Pete Doherty, The Docks Nightclub, Toronto, Ontario (2005/2015), gelatin silver print, 28. x 35.6 cm. Collection of the artist, courtesy of Stephen Bulger Gallery. Photo © Pete Doherty

Historical works such as Boxing, open hand will be exhibited alongside others with a more contemporary take on boxing, including six works by Canadian photographer Pete Doherty. A retired amateur boxer and graduate of the Ontario College of Art, Doherty has a knack for capturing brief moments inside the boxing ring, inside the training gym — or outside of both — conveying the drama and force of human will. In The Docks Nightclub, Toronto, Ontario (2005), for example, a boxer sits in the corner of a ring, shoulders slumped and eyes closed. The water sprayed on his body appears to vaporize as soon as it hits the heat of his torso, without the fighter seeming to notice.

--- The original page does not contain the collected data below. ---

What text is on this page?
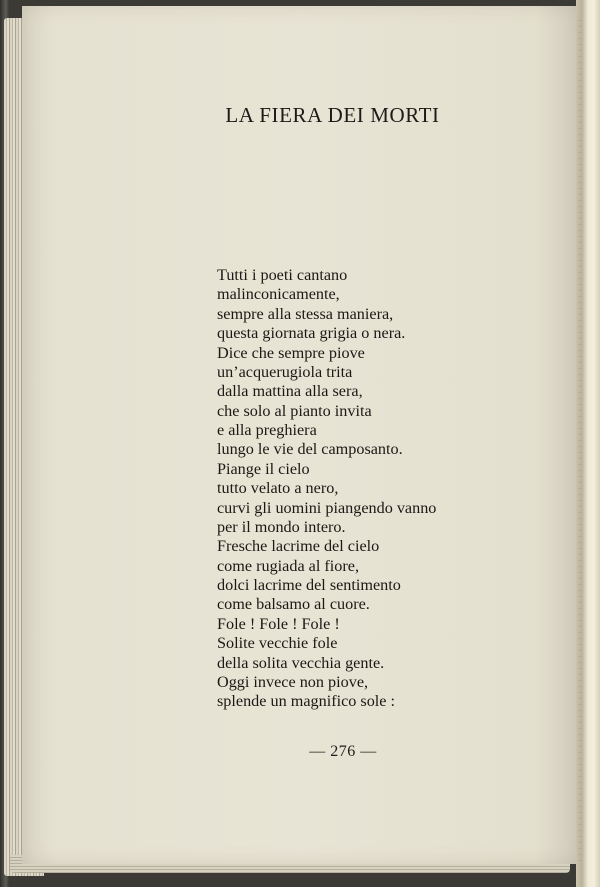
LA FIERA DEI MORTI
Tutti i poeti cantano
malinconicamente,
sempre alla stessa maniera,
questa giornata grigia o nera.
Dice che sempre piove
un’acquerugiola trita
dalla mattina alla sera,
che solo al pianto invita
e alla preghiera
lungo le vie del camposanto.
Piange il cielo
tutto velato a nero,
curvi gli uomini piangendo vanno
per il mondo intero.
Fresche lacrime del cielo
come rugiada al fiore,
dolci lacrime del sentimento
come balsamo al cuore.
Fole ! Fole ! Fole !
Solite vecchie fole
della solita vecchia gente.
Oggi invece non piove,
splende un magnifico sole :
— 276 —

The impression of exhaustion is unforgettable.

Another work in the exhibition is Canadian artist Kristan Horton’s Marty and Klaus (2012), a large inkjet print depicting the sweaty, distorted faces of two men glaring intimidatingly into the camera lens.

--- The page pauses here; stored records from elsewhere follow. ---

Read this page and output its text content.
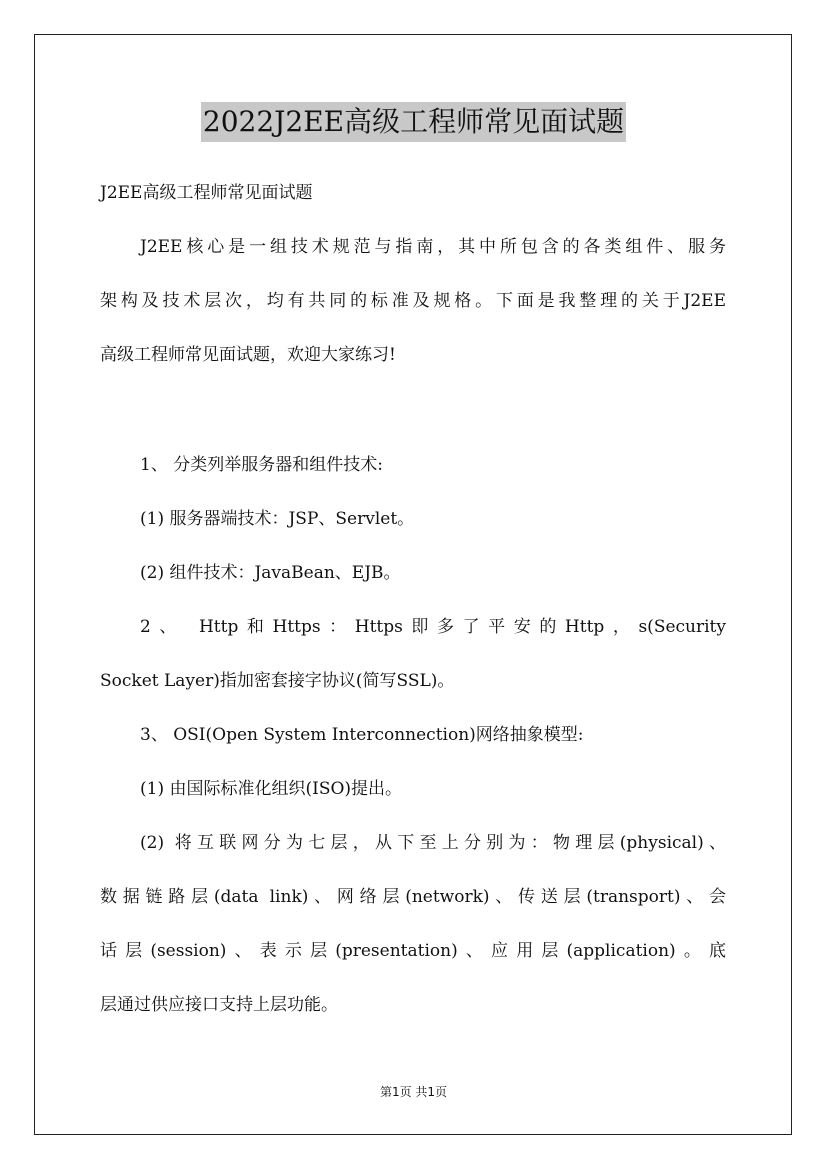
2022J2EE高级工程师常见面试题
J2EE高级工程师常见面试题
J2EE核心是一组技术规范与指南，其中所包含的各类组件、服务
架构及技术层次，均有共同的标准及规格。下面是我整理的关于J2EE
高级工程师常见面试题，欢迎大家练习!
1、 分类列举服务器和组件技术:
(1) 服务器端技术：JSP、Servlet。
(2) 组件技术：JavaBean、EJB。
2、 Http和Https：Https即多了平安的Http，s(Security
Socket Layer)指加密套接字协议(简写SSL)。
3、 OSI(Open System Interconnection)网络抽象模型:
(1) 由国际标准化组织(ISO)提出。
(2) 将互联网分为七层，从下至上分别为：物理层(physical)、
数据链路层(data link)、网络层(network)、传送层(transport)、会
话层(session)、表示层(presentation)、应用层(application)。底
层通过供应接口支持上层功能。
第1页 共1页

“I was reading an article in Canadian Art, says Jansma, “in which Kristan explains that, after he produced the work, it gave him this feeling he was staring at the two brothers from the Martin Scorsese film, Raging Bull [about boxer Jake LaMotta and his brother, Joey]. The two men in the photograph are not boxers, but it doesn’t really matter; the artist’s reference to the film changed the way I saw the image.”

 

Kristan Horton, Marty and Klaus (2012), archival inkjet print, 127 x 240 cm. Collection of the artist, courtesy of Jessica Bradley Gallery. Photo © Kristan Horton

Coral Short’s video Stop Beating Yourself Up (2013/2015) is the only video piece in the exhibition, although the finished piece was not intended as a video at all. Short is actually a performance artist who trained as a boxer. Lacing on the gloves, she proceeded to punch herself in the head for three hours. By the end of the three-hour performance, she had a concussion; the video is a five-minute edit of the full event, which was filmed by Morgan Sea. “She is a feminist and a queer,” says Jansma, “and is making the point that women are always beating themselves up, whether it’s about body image or sexual identity. And she’s made that a literal act for this performance. It can be hard to look at, but it’s very powerful.”

In keeping with the boxing theme, the Robert McLaughlin Gallery has commissioned four regional artists to produce work for the accompanying exhibition, Motor City Boxing Stories. Philip Nuttall, Dani Crosby, Joaquin Manay and Karolina Baker will visit Oshawa’s Motor City Boxing Club, and create works based on their experiences there.

Boxing: The Sweet Science is on view at the Robert McLaughlin Gallery until September 13, 2015, with a special talk and tour for boxing fans on June 28. Motor City Boxing Series will be on view at the McLaughlin from July 14 to August 2, 2015.